I realise that the behaviour of the generator has changed over the
years, but before going any further, I would urge that you write down
formally what you believe the behaviour is / should be.  Then we can
discuss, and maybe parameterise the behaviour.

Ann

> 
> dear all,
> 
> i just made a change in the LKB generator that, in my view, is just a
> bug fix.  but it may cost some grammars generation coverage, hence let
> me elaborate.
> 
> abstractly, the goal of the generator is to enumerate all derivations
> (as licensed by the grammar) such that their semantics is subsumed by
> the input semantics to the generator: within certain limits, we allow
> the generator to return results with a more specific semantics.  this
> is desirable for example where the input is underspecified, e.g. using
> `temp_loc_rel' in the input, even though realizations use prepositions
> whose actual predicates are subsumed by `temp_loc_rel'.  mostly, we do
> not allow realizations whose semantics is less specific than the input,
> i.e. failing to verbalize part of the input semantics.
> 
> in the traditional LKB generator, there is one exception to this rule.

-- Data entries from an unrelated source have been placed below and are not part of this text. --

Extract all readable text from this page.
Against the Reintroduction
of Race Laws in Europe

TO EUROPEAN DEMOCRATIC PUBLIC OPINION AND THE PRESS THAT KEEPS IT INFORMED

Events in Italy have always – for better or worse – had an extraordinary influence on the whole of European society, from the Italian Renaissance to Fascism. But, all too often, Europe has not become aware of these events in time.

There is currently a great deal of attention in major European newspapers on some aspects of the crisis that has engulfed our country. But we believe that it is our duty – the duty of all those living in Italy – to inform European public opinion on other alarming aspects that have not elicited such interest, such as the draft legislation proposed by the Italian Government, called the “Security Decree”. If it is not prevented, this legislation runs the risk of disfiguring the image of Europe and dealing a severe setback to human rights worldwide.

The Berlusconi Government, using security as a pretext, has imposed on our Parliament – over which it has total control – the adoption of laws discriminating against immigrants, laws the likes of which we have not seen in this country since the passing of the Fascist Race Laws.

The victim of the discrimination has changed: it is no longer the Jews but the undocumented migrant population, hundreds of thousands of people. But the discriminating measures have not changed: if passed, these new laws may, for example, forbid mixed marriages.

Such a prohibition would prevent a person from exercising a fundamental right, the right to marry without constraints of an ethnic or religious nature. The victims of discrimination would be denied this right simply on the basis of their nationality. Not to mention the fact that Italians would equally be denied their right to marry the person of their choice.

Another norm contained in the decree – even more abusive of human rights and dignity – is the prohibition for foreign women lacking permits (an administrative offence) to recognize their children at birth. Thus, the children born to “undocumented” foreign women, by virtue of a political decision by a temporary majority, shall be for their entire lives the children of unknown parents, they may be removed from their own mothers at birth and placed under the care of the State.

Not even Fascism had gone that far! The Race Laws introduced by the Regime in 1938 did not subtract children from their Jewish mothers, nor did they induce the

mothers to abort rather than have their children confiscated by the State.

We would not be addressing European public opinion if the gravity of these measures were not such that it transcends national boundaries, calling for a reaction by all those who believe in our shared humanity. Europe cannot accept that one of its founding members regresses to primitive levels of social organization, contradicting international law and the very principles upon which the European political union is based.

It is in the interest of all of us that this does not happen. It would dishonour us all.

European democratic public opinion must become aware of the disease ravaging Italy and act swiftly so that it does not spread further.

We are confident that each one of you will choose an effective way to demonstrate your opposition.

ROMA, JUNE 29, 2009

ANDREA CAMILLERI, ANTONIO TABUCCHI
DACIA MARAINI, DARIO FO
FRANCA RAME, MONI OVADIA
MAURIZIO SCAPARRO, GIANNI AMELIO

> less specific realizations are returned in case they only lack some of
> input semantics expressed as variable properties.  for example, if the
> input requires an event to be [ SF prop ], but the grammar constructs
> a derivation whose semantics is [ SF prop-or-ques ] (and otherwise is
> subsumed by the input semantics), then that derivation is included as
> part of the generator results.
> 
> i suspect the above used to be the case for technical reasons: during
> lexical lookup, the generator specializes lexical entries as they are 
> activated, i.e. variable properties from input EPs are copied into the
> AVMs of lexical entries (and rules), as activated by those EPs.  this
> specialization prior to chart generation makes things more effient; a
> related effect is that generator derivations look different from parse
> results: their trees do not show applications of lexical rules.  in a
> sense, these derivations have `hidden' daughters, as to record a full
> recipe of rebuilding their tree, lexical rules obviously are required.
> 
> there used to be specialized code for generator edges in various parts
> of the LKB and [incr tsdb()], recovering those hidden daugthers.  for
> example, to compute the MaxEnt score of a generator derivation, these
> daughters contribute to the total score, hence the code needs to treat
> generator derivations different from parser derivations.
> 
> i have long felt irritated with this property of the code (which is all
> my fault in the first place); i know LKB users are often confused about
> the missing nodes in browsing generator trees (there is no special code
> in the tree browser to show the additional daughters).
> 
> now getting to the point: i changed the generator internals to include
> daughters corresponding to lexical rule applications in the usual way
> in the `edge' structure (i.e. the `children' slot is a list of edges).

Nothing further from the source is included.